Mara Louw & the African Methodist Choir – African Hymns (ARC Music EUCD 2249, 2009)
Soweto Gospel Choir – Grace (Shanachie 66043, 2010)
There’s a decided lack of joy in some of the so-called joyful noise that’s made unto the Lord, but that’s not usually a problem when it comes genuine gospel music. It’s certainly seldom a problem with African gospel music, and in the particular case of South Africa, where music of even the most spiritual sort was (and is) a weapon against injustice, a high joy quotient is a given.
Apart from occasional hand claps, foot stomps and other rudimentary rhythmic accompaniment, the African Hymns presented by Mara Louw & the African Methodist Choir are acapella songs sung in the Sotho and Xhosa languages of South Africa’s Soweto Township, from which Louw hails.
Passionately angelic male and female voices testify their way through hymns of praise, worship and faith rich in African and European vocal traditions, building in power and glory to a concluding “Nkosi Sikelel’i Afrika” (God Bless Africa), one of the most enduring freedom songs extant. Soothing and stirring, African Hymns will raise your spirits and probably a roof or two.
A far broader approach is taken by the award-winning Soweto Gospel Choir on their latest CD, Grace. About the only thing it has in common with the African Hymns disc is that both were produced by Robin Hogarth, who states in the liner notes of Grace that the songs are “not necessarily all religious” but rather “refer to beauty, grace and the spiritual.” (Can I get an amen?)
Call it commercial if you like, but this outfit’s blend of pop, classical and operatic re-interpretations, traditional songs, African grooves and peppy pieces that wouldn’t sound out of place in a production of “The Lion King” is plentifully pleasing on both a spiritual and purely musical level.
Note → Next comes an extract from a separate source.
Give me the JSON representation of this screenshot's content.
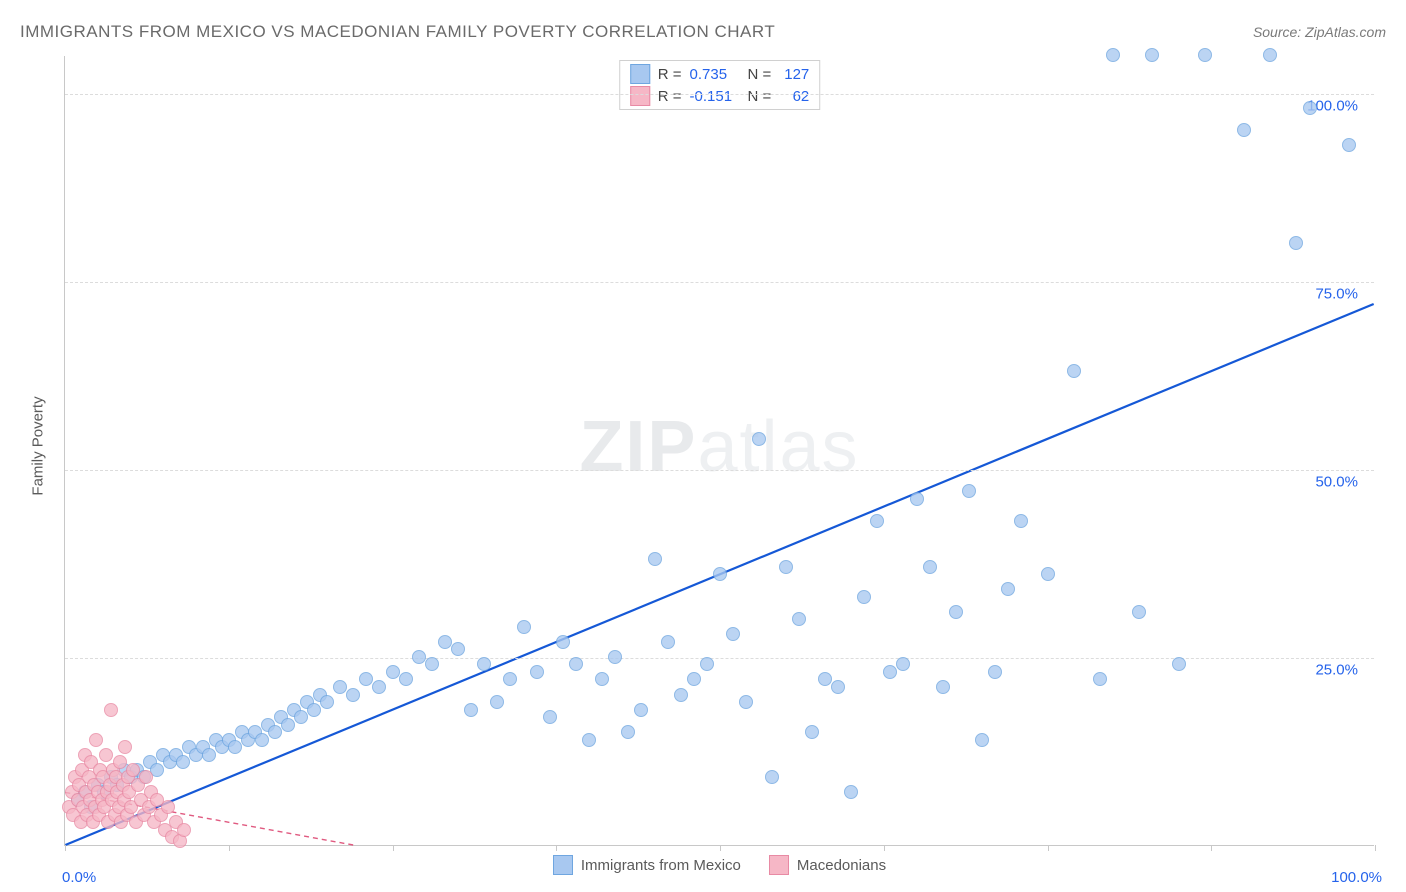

Whether singing alongside only percussion or a full band, these voices soar, inspire and reach for the skies on such familiar (but never merely copied) tunes as “Ave Maria,” “Bridge Over Troubled Water” and “Put your Hand in the Hand” in addition to a host of African-rooted songs and unusual but inspired offerings like a cover of Little Feat’s “Voices on the Wind.”
Worldwide acclaim and rubbing elbows with some rich and famous folks apparently haven’t compromised Soweto Gospel Choir’s humble, down-to-earth approach, and they sound heavenly here.